- Unfold, Edit, Change Tabs, and Refine
The first part of making a papercraft is defining the pieces. In order to do this, you will possibly have to spend hours depending on the size of your model. This is why one button will seem very tempting: "Auto-Unfold". However, if you learn one thing from this guide it should be this: NEVER, EVER, PUSH AUTO-UNFOLD! It will only make the later processes harder.
However, if you find manually unfolding a bit tough, you can hit auto-unfold. However, you must be willing to use a lot of the zipper tool and switch many tabs.(Discussed later.) Thanks, Xenonray, for the tip!
Now, how do you actually define the pieces? You click the knife button. Notice how each edge of the model that you mouse over changes a different color. If you click an edge, it will turn red. This means that that edge will be separated from other pieces, and will be connected by tabs(which we will discuss later.)
In order to create a neat unfold, think about the basic shapes of pieces that you have seen while building. As an example, let's think of a sphere. It starts with a flat circle on top. You would use the knife to make all of the edges around the circle red. This defines the circle as its own piece. Next, you would trace along the edge of the following strip of the sphere. By doing this to all of the pieces, you create more pieces than you would have without manually unfolding. This makes it much easier to build. When you are done, click "Unfold".
Never use auto-unfold!
Use the knife tool to define open edges, creating pieces as you go.
The more pieces, the better! However, make it logical. Why would you split a strip of a sphere in half, when it can be one piece?
Making logical pieces makes the model easier to build. However, you can always refine this when...
What is editing? Well, it's just as it sounds: You use the left side of your screen and the zipper tool to edit your papercraft pieces.

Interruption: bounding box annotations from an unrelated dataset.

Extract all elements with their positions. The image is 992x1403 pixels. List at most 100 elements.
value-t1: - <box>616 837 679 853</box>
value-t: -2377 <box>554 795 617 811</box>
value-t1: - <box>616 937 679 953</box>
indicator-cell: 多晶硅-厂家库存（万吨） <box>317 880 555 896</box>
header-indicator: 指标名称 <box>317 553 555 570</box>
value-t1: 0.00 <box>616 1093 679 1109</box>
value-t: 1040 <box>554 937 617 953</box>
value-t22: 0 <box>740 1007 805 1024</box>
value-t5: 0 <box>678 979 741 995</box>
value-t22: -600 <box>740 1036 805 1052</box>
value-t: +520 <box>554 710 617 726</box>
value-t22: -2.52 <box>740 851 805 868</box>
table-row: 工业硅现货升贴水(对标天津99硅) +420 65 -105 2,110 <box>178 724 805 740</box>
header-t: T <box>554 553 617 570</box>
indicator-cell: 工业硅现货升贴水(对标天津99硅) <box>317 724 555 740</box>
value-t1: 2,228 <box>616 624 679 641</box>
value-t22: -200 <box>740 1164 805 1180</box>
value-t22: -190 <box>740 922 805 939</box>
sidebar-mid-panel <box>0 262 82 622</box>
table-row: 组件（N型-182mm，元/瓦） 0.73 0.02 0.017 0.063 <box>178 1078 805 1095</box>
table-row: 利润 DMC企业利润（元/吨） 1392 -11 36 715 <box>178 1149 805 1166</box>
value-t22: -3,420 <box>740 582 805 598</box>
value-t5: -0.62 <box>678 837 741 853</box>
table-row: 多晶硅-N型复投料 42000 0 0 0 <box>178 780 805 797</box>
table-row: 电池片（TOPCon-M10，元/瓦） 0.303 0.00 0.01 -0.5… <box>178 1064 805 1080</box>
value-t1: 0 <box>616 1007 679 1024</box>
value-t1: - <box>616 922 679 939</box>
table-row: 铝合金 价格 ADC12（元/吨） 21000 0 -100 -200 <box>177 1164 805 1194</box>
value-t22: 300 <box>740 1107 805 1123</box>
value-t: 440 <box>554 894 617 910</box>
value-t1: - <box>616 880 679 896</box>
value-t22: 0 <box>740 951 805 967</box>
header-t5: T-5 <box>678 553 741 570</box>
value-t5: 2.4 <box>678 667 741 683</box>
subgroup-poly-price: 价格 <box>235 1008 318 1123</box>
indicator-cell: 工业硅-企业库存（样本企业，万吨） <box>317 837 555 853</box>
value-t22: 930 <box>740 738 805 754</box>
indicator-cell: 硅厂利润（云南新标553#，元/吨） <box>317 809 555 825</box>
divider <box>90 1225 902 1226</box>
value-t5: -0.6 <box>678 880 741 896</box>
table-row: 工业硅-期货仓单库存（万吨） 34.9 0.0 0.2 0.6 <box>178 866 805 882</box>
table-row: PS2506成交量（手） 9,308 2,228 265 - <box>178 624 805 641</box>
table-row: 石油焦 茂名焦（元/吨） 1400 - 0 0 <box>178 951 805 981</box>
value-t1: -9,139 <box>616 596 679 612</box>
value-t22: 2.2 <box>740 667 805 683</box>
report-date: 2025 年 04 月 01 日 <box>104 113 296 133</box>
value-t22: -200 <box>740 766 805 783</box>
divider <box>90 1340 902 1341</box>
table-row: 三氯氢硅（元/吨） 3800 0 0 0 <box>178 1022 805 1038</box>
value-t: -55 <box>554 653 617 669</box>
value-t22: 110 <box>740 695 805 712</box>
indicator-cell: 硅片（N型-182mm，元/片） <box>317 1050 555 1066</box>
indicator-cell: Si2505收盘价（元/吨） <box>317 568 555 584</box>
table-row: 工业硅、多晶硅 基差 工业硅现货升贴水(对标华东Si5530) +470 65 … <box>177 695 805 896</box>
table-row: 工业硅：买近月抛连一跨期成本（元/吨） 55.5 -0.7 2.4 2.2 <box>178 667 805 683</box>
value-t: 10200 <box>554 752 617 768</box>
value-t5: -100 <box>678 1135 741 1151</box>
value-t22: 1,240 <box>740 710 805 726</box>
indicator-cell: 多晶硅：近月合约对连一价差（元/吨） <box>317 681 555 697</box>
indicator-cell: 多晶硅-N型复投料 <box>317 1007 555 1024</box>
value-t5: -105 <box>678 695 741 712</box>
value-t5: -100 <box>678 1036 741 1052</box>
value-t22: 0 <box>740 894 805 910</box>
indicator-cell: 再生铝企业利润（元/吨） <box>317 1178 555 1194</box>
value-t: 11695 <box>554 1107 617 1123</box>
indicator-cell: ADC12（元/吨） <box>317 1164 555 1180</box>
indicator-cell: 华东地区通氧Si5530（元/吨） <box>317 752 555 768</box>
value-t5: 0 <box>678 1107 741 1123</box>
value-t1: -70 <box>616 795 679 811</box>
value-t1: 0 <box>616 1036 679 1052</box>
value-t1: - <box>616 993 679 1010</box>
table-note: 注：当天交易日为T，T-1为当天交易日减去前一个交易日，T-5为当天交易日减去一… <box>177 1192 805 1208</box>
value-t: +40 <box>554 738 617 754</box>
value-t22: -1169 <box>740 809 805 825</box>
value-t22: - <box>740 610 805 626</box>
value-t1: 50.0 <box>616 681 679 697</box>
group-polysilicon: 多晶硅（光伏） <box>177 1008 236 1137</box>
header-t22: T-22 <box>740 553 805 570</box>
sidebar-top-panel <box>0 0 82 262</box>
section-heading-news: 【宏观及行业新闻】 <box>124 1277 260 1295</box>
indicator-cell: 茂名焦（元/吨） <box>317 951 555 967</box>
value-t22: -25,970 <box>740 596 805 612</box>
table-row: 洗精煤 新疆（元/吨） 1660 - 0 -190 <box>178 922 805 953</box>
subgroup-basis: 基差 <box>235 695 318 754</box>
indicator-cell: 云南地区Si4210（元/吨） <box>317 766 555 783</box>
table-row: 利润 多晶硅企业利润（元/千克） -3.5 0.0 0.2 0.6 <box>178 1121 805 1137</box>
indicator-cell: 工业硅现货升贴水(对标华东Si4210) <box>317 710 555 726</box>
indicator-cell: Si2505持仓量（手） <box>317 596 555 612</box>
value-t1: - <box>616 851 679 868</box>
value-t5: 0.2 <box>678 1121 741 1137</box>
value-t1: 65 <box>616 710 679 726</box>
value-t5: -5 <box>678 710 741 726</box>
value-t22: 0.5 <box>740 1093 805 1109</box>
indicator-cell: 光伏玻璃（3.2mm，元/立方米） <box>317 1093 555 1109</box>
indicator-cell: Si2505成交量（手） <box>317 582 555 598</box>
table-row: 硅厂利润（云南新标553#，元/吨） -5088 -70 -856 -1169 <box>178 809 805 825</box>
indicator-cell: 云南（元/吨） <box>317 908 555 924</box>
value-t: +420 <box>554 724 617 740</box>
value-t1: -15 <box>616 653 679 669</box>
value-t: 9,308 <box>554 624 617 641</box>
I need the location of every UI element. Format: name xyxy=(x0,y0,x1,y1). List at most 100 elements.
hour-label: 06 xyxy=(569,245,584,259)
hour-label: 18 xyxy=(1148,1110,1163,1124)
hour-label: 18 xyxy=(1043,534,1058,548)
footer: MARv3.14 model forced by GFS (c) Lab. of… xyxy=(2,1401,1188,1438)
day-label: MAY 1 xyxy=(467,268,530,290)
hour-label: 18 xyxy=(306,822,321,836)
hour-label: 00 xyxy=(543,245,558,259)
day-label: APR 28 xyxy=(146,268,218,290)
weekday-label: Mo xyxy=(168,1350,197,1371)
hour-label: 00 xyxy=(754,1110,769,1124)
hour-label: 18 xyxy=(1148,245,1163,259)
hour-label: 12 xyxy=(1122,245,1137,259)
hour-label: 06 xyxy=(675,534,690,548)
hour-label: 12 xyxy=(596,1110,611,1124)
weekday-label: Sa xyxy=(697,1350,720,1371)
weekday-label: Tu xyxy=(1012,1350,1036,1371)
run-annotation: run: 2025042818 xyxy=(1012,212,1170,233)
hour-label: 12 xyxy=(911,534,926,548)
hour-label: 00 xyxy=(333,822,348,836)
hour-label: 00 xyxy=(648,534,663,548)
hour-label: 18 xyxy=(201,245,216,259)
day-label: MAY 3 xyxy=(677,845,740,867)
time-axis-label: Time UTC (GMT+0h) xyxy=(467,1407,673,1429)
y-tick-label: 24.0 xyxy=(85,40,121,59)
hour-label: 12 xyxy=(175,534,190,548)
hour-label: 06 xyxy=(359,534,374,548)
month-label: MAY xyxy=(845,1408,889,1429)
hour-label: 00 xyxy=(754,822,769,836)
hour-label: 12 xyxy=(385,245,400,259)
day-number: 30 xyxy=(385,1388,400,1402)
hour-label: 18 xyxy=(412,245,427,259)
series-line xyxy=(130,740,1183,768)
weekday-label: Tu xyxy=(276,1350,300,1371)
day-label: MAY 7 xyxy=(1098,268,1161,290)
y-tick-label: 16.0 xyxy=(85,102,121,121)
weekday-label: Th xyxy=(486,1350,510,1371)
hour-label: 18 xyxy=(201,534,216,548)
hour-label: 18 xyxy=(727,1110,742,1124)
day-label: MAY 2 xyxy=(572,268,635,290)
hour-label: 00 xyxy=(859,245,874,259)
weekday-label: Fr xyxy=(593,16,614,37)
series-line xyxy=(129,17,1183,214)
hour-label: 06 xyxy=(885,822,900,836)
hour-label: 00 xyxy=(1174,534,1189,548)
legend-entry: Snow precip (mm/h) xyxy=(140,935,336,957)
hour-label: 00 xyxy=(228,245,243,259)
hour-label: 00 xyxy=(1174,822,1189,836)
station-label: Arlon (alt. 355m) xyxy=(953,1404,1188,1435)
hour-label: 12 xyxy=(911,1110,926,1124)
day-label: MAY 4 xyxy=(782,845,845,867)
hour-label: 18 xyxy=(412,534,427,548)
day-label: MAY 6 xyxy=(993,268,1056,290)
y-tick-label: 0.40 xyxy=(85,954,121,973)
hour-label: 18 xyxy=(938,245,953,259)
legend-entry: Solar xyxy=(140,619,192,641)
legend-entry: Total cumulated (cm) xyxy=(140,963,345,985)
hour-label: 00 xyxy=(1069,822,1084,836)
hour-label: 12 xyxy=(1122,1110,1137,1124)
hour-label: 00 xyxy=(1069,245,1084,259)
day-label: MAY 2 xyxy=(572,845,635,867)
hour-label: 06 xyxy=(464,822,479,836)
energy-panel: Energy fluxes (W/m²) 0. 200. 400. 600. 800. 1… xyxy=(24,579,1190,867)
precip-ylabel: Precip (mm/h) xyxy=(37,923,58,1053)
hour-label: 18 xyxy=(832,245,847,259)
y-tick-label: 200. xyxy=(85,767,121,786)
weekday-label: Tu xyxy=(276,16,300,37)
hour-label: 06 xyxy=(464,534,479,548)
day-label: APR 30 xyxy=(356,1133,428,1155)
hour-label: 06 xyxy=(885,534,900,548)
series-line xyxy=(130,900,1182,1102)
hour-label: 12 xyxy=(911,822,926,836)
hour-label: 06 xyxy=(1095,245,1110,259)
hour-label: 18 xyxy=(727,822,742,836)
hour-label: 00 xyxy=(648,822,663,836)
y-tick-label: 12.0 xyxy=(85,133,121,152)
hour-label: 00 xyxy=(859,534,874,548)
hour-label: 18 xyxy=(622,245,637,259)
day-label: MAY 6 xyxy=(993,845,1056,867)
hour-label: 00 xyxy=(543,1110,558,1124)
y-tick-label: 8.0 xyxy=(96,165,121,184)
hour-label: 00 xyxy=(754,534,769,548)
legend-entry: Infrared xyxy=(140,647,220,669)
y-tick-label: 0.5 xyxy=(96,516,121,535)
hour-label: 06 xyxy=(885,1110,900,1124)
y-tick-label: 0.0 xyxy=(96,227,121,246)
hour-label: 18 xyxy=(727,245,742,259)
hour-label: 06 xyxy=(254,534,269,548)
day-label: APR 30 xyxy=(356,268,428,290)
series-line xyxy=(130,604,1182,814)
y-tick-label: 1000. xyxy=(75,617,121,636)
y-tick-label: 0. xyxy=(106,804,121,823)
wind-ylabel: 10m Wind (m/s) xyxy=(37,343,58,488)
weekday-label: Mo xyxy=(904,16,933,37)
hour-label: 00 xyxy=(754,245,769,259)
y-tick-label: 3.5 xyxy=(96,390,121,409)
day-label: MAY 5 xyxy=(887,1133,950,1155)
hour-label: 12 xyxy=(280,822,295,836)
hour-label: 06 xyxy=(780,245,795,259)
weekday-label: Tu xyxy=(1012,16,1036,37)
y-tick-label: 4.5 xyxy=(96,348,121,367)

When you unfold, the pieces will be scattered randomly. First, group them together with the pieces they connect to using the select tool. For example, put all of the head pieces on one page, and all of the feet pieces on another. This will make it easier to edit.
You may notice that some pieces didn't turn out how you wanted too. The tabs will look weird,(Which we will talk about later,) and some of your pieces may be too big or small. If all of the pieces are too big/small, click "2D menu>Change Scale>_______ by 10%." Keep doing this until all of your pieces are of the desired size.
However, that is not all. Some of your pieces may not be too physically large, but they may be too large of a piece itself. To fix this, use the zipper tool and double click a spot on the piece. This will split it in two. You can also double click the edge of a smaller piece to connect it with a larger piece. Continue using this tool until all of your pieces look OK.
If you want to double check, use click the box with a red side. Then, click a piece. Your 3D Model will spin around, and the faces your pieces represent will be highlighted red.
Editing is using the zipper and selection tools to change and position your pieces.
Double click with the zipper tool to attach or detach pieces from each other.
Use the box with the red side to see which faces your pieces correspond to.
Click "2D Menu>Change Scale" to make your overall craft bigger.
Now that you have your pieces unfolded and in the preferred shapes, you may have noticed that the tabs are in less than okay positions. There are many good positions, and many bad positions for tabs. In order to see this, you must study the pieces next to the pieces they connect to. Here are some tab positions:
Good: (Usually manually made. Use these!)
Rows: The piece is cover in tabs on one side, creating a clean, complete connection with the next piece. This works will with spheres and segmented pieces, like antennae and fingers.
Round: Each piece has tabs on one side, but not the other. This allows for a simple connection as you place the tabs from one piece onto the blank side of the next piece. This works well for cubes, cones, and other shapes that are too wide for one piece to cover the area.
Bad: (Often made when initially unzipping. Avoid these!)
Zipper: Tabs alternate from one piece to another. This is harder to connect, and can get very messy.
Split: A simpler version of Zipper, the tabs that should be in a simple row stop at one point. The other tabs are on the other piece. This is bad, as it can still be messy and hard to connect.
However, changing tab positions isn't everything. It can still look messy. The tips of tabs may be poking through other tabs. This is easy to fix. Simply click
change size on the tab window, select a size from the drop-down menu, and the tab should be smaller when you click on it. You can also use this to make small tabs bigger.
Change the position of tabs for cleaner, easier building.
You will always need to change tabs after unfolding. Don't be lazy!
Change the size of tabs to make your template look nicer.
Once you have finished the past steps, you aren't done yet. You still need to refine! Move your pieces around to make the page cleaner. Don't group random pieces together. Instead, put corresponding parts near each other to make building easier. Also, reduce the number of pages. Move your pieces around to make room for more. More pages can make your craft seem more complex or messy. Finally, labeling each group of parts using the text tool can make it easier to understand.
Reduce pages by making use of all your space.
Label each group of parts.
Make your layout clean.
I hope this guide helps some people with Pepakura designer. If you have anything to contribute, feel free to post it. I may add it to the guide.